The unfortunate thing about Blu-Ray is its BD+ DRM feature, which has not yet been turned on. While Blu-Ray and HD-DVD both use AACS, Blu-Ray's BD+ is an additional layer of DRM which has not yet been broken ... All it will take is for Blu-Ray Disc publishers to start using BD+ on their titles (which we can expect to see in a few months) and at that point our hopes of ever seeing free HD disc player software will be dashed once again. For now, as a user who wants to play HD content with free software, I'm going to advocate the use of HD-DVD and not Blu-Ray.

Colin Smith is sanguine:

"How to close the door after the horse has bolted." By the BlockBuster management. The future ain't DVD, of any format. The future be network distributed content, no matter what the US film industry wants you to think.

LightPhoenix7 agrees:

The major indicator of trends - the porn industry - hasn't chosen a format yet. In fact, they're pretty much eschewing physical media for the internet. So, were I to be a betting man, I'd say that an online format is going to be the next big thing.

As does twistedsymphony:

I see the HD-DVD vs BRD debate along the same lines as the DVD-Audio vs SACD debate... which format one that war?

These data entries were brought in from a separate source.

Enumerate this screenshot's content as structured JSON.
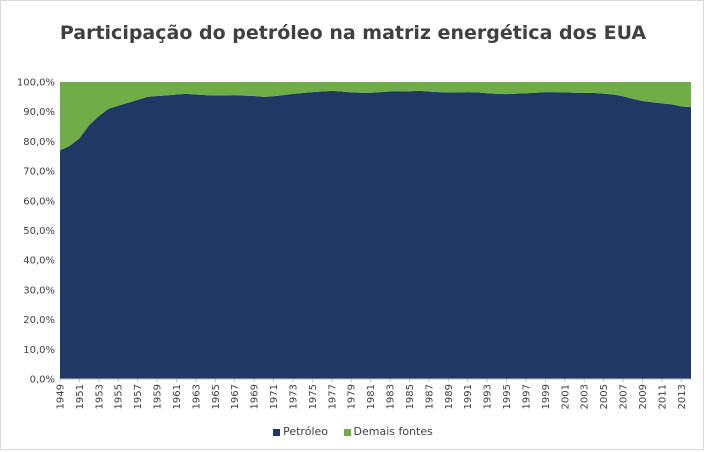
{
  "colors": {
    "petroleo": "#1f3864",
    "demais": "#70ad47"
  },
  "chart_data": {
    "type": "area",
    "title": "Participação do petróleo na matriz energética dos EUA",
    "xlabel": "",
    "ylabel": "",
    "ylim": [
      0,
      100
    ],
    "stacked": true,
    "grid": false,
    "legend_position": "bottom",
    "ytick_labels": [
      "0,0%",
      "10,0%",
      "20,0%",
      "30,0%",
      "40,0%",
      "50,0%",
      "60,0%",
      "70,0%",
      "80,0%",
      "90,0%",
      "100,0%"
    ],
    "xtick_labels": [
      "1949",
      "1951",
      "1953",
      "1955",
      "1957",
      "1959",
      "1961",
      "1963",
      "1965",
      "1967",
      "1969",
      "1971",
      "1973",
      "1975",
      "1977",
      "1979",
      "1981",
      "1983",
      "1985",
      "1987",
      "1989",
      "1991",
      "1993",
      "1995",
      "1997",
      "1999",
      "2001",
      "2003",
      "2005",
      "2007",
      "2009",
      "2011",
      "2013"
    ],
    "x": [
      1949,
      1950,
      1951,
      1952,
      1953,
      1954,
      1955,
      1956,
      1957,
      1958,
      1959,
      1960,
      1961,
      1962,
      1963,
      1964,
      1965,
      1966,
      1967,
      1968,
      1969,
      1970,
      1971,
      1972,
      1973,
      1974,
      1975,
      1976,
      1977,
      1978,
      1979,
      1980,
      1981,
      1982,
      1983,
      1984,
      1985,
      1986,
      1987,
      1988,
      1989,
      1990,
      1991,
      1992,
      1993,
      1994,
      1995,
      1996,
      1997,
      1998,
      1999,
      2000,
      2001,
      2002,
      2003,
      2004,
      2005,
      2006,
      2007,
      2008,
      2009,
      2010,
      2011,
      2012,
      2013,
      2014
    ],
    "series": [
      {
        "name": "Petróleo",
        "values": [
          77.0,
          78.5,
          81.0,
          85.5,
          88.5,
          91.0,
          92.0,
          93.0,
          94.0,
          95.0,
          95.3,
          95.5,
          95.8,
          96.0,
          95.8,
          95.6,
          95.5,
          95.5,
          95.6,
          95.4,
          95.3,
          95.0,
          95.2,
          95.6,
          96.0,
          96.3,
          96.6,
          96.8,
          97.0,
          96.8,
          96.5,
          96.4,
          96.4,
          96.6,
          96.8,
          96.8,
          96.9,
          97.0,
          96.8,
          96.6,
          96.5,
          96.5,
          96.6,
          96.5,
          96.2,
          96.0,
          95.9,
          96.1,
          96.2,
          96.4,
          96.6,
          96.6,
          96.5,
          96.4,
          96.4,
          96.3,
          96.1,
          95.8,
          95.2,
          94.3,
          93.6,
          93.2,
          92.8,
          92.5,
          91.8,
          91.5
        ]
      },
      {
        "name": "Demais fontes",
        "values": [
          23.0,
          21.5,
          19.0,
          14.5,
          11.5,
          9.0,
          8.0,
          7.0,
          6.0,
          5.0,
          4.7,
          4.5,
          4.2,
          4.0,
          4.2,
          4.4,
          4.5,
          4.5,
          4.4,
          4.6,
          4.7,
          5.0,
          4.8,
          4.4,
          4.0,
          3.7,
          3.4,
          3.2,
          3.0,
          3.2,
          3.5,
          3.6,
          3.6,
          3.4,
          3.2,
          3.2,
          3.1,
          3.0,
          3.2,
          3.4,
          3.5,
          3.5,
          3.4,
          3.5,
          3.8,
          4.0,
          4.1,
          3.9,
          3.8,
          3.6,
          3.4,
          3.4,
          3.5,
          3.6,
          3.6,
          3.7,
          3.9,
          4.2,
          4.8,
          5.7,
          6.4,
          6.8,
          7.2,
          7.5,
          8.2,
          8.5
        ]
      }
    ]
  }
}
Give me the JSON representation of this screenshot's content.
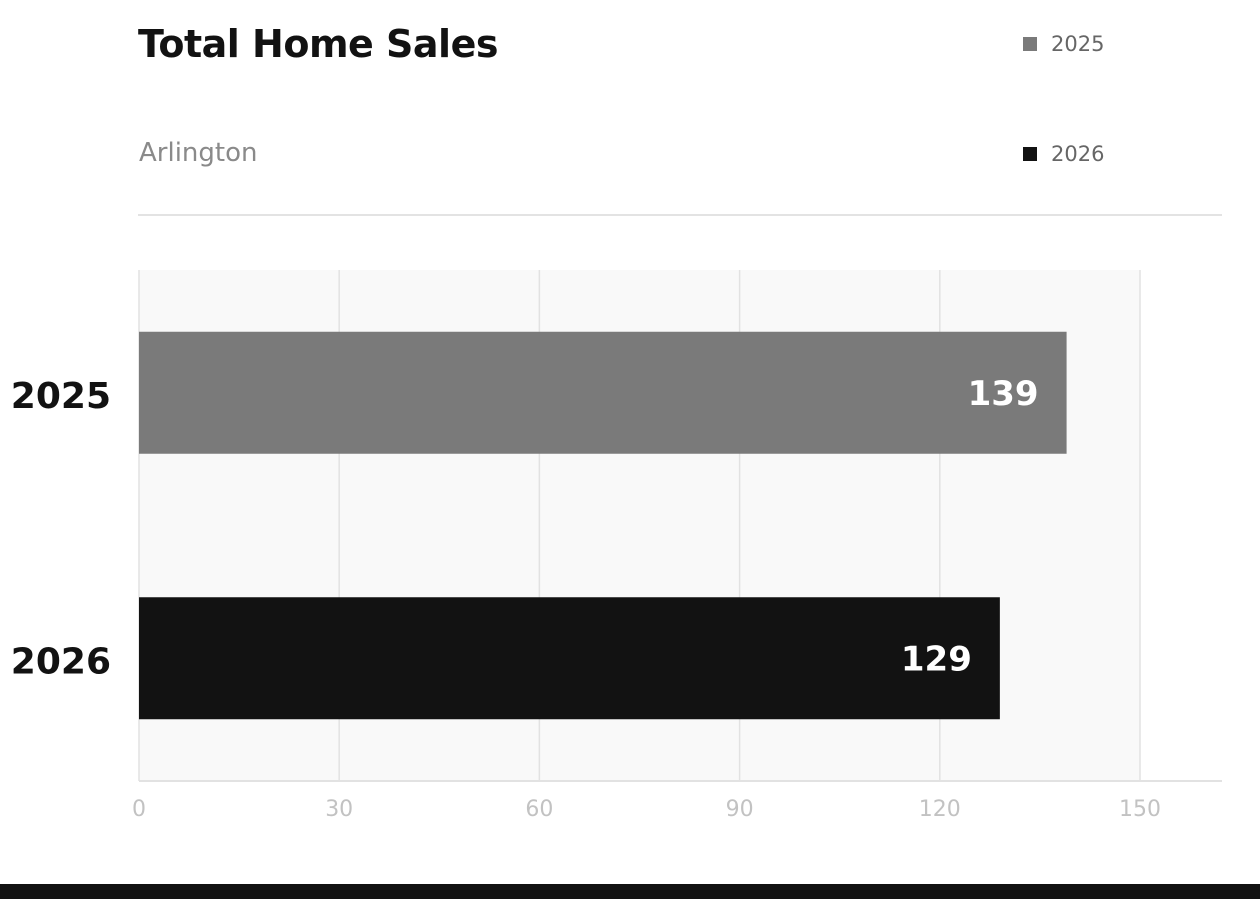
{
  "header": {
    "title": "Total Home Sales",
    "subtitle": "Arlington"
  },
  "legend": [
    {
      "label": "2025",
      "color": "#7a7a7a"
    },
    {
      "label": "2026",
      "color": "#121212"
    }
  ],
  "chart_data": {
    "type": "bar",
    "orientation": "horizontal",
    "title": "Total Home Sales",
    "subtitle": "Arlington",
    "categories": [
      "2025",
      "2026"
    ],
    "values": [
      139,
      129
    ],
    "colors": [
      "#7a7a7a",
      "#121212"
    ],
    "xlim": [
      0,
      150
    ],
    "xticks": [
      0,
      30,
      60,
      90,
      120,
      150
    ],
    "grid": true,
    "legend_position": "top-right",
    "data_labels": true
  }
}
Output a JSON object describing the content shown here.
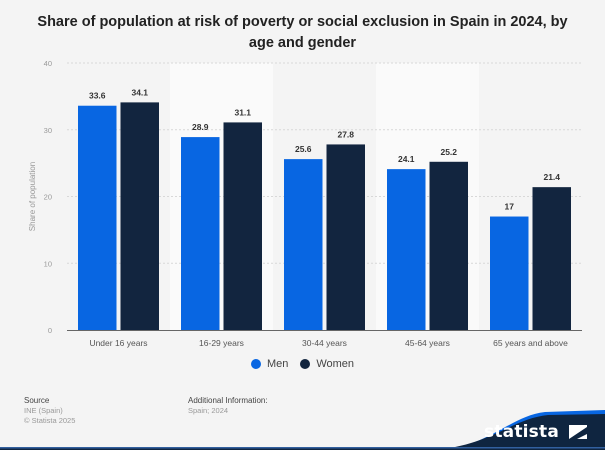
{
  "chart_data": {
    "type": "bar",
    "title": "Share of population at risk of poverty or social exclusion in Spain in 2024, by age and gender",
    "xlabel": "",
    "ylabel": "Share of population",
    "ylim": [
      0,
      40
    ],
    "yticks": [
      0,
      10,
      20,
      30,
      40
    ],
    "grid": true,
    "categories": [
      "Under 16 years",
      "16-29 years",
      "30-44 years",
      "45-64 years",
      "65 years and above"
    ],
    "series": [
      {
        "name": "Men",
        "color": "#0866e2",
        "values": [
          33.6,
          28.9,
          25.6,
          24.1,
          17
        ]
      },
      {
        "name": "Women",
        "color": "#12253f",
        "values": [
          34.1,
          31.1,
          27.8,
          25.2,
          21.4
        ]
      }
    ],
    "legend_position": "bottom-center"
  },
  "footer": {
    "source_heading": "Source",
    "source_lines": [
      "INE (Spain)",
      "© Statista 2025"
    ],
    "additional_heading": "Additional Information:",
    "additional_lines": [
      "Spain; 2024"
    ]
  },
  "brand": {
    "name": "statista"
  }
}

NEITHER the equipment was over priced, crippled by DRM and only a fraction of the market owned the supporting equipment to fully utilize it nevermind become actually interested in it.... who won that war? technically it still rages on but the real victor was the MP3 and other digitally distributed forms of music... far and wide technically inferior to the DVD-A and SACDs but it's pretty apparent that consumers go for convenience over quality... at least in terms of their media.

DrXym looks at the fundamentals:

It's not a question of if HD DVD will fail but when. Now perhaps some cheap HD DVD players will charge over the hill and save the day, but I think it may be too late for that.

That doesn't mean Blu Ray has set the world alight - it's still transitioning from early adopter to mainstream. But it looks inevitable that in a few years the only things selling in your local store will be DVDs and BDs.